"Wiggins, sir."

"Oh yes, Flight Lieutenant Wiggins, thank you. Your pilot is Squadron Leader Toms. Gentlemen, this is Detective-Sergeant Gage, the reserve security officer."

We all nodded and Wiggins helped the Secretary of State up the metal steps. The man from the Yard followed him on board and made room for me as the flight lieutenant squeezed between us and swung the door shut; through the window I thought I saw Tilson out there lifting a hand — good luck, I suppose — and then the pilot gunned up and the last I saw of London was the thin hunched figure of Croder standing with his feet together and his face tilted to watch us with the downwash tugging at his clothes as we lifted off and swung towards the west across the lights of Fulham and Chiswick.

3: Funeral

I had worked with Ferris before.

He'd been sitting on the stairs with the gun on his lap in the Hong Kong snake shop while I'd fought for a kill with the hit man they'd sent from Kowloon to wipe me out. He'd pulled me out of Morocco with the coastguard cutter's searchlight sweeping the sea as we lay prone on the afterdeck of the fishing boat and Sandra's jewelled revolver sank below the waves to the bottom, where no one would ever find it. He'd been with me when Alitalia Flight 403 had hit the runway too short in Beirut and we'd lost two back-up executives but saved the mission because the documents weren't on board.

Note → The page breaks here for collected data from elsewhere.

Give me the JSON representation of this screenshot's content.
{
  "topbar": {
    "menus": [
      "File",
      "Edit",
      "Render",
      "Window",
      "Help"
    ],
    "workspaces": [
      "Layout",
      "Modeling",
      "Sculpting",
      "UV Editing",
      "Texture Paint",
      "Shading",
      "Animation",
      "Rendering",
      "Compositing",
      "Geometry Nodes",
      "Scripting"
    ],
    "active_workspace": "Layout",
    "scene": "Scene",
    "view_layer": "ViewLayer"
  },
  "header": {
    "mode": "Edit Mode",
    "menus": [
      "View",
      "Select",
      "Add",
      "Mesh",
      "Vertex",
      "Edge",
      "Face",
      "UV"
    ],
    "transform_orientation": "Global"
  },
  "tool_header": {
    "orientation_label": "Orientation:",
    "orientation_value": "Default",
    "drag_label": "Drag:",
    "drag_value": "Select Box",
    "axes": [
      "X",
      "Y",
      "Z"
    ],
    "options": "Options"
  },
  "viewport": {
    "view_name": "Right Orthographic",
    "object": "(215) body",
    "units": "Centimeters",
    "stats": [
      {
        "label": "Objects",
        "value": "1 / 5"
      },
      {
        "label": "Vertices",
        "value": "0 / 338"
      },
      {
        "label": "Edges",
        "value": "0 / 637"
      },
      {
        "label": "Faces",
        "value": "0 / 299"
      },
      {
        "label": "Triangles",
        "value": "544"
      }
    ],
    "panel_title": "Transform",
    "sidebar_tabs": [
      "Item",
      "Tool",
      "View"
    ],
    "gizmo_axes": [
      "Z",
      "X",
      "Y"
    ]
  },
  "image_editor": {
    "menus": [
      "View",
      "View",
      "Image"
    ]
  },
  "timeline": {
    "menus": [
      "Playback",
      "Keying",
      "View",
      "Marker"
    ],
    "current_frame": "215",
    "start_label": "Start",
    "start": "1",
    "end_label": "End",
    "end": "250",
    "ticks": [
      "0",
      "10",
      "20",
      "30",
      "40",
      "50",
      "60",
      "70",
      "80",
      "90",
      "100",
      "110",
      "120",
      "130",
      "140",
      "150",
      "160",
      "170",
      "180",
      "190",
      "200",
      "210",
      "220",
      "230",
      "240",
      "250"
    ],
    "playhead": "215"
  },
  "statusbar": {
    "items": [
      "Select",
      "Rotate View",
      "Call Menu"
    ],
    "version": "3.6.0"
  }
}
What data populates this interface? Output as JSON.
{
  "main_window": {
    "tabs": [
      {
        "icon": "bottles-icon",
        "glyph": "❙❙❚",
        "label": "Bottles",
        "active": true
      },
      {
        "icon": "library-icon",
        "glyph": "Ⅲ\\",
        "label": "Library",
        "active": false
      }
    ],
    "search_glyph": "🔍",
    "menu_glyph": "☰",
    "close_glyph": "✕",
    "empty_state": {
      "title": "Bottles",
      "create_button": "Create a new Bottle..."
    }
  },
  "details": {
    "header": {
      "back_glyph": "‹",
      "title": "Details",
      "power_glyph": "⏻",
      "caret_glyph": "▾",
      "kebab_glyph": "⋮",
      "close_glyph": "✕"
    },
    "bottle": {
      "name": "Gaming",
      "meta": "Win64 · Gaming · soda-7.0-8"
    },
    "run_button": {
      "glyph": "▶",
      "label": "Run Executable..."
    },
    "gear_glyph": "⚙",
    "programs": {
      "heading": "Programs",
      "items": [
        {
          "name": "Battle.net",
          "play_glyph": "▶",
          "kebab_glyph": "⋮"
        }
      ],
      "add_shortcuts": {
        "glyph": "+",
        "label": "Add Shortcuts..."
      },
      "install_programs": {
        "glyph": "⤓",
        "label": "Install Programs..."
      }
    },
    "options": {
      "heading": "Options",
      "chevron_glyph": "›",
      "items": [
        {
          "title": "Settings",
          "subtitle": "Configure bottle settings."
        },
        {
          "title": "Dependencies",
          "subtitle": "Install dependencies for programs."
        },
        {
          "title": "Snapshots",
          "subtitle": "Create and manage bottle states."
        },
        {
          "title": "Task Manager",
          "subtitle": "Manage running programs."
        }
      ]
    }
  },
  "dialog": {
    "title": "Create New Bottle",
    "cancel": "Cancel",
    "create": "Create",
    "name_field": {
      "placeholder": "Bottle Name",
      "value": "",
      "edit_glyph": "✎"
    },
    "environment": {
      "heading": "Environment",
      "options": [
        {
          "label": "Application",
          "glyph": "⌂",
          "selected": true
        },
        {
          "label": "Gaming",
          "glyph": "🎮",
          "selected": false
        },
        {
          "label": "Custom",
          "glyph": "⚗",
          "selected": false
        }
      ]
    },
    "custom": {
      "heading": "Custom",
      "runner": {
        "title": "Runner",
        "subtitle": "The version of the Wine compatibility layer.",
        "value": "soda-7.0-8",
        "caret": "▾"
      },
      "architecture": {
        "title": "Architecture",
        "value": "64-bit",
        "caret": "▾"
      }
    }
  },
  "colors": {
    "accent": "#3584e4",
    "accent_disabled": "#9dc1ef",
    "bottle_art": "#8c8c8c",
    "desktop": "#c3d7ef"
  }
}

And now he was walking with me from the Beijin Hotel along Wangfujing Street in Pekin, a tall thin man with his body sloping forward and his wisps of sandy hair all over the place in the light breeze coming off the rice-fields to the north.

Dark suits, black ties. Someone from the Bureau had done my packing for me yesterday evening while Tilson had been getting me out of the hospital in the dry-cleaner's van; the other clothes they'd put in were much lighter: the July temperature here was already eighty degrees and it was only ten in the morning.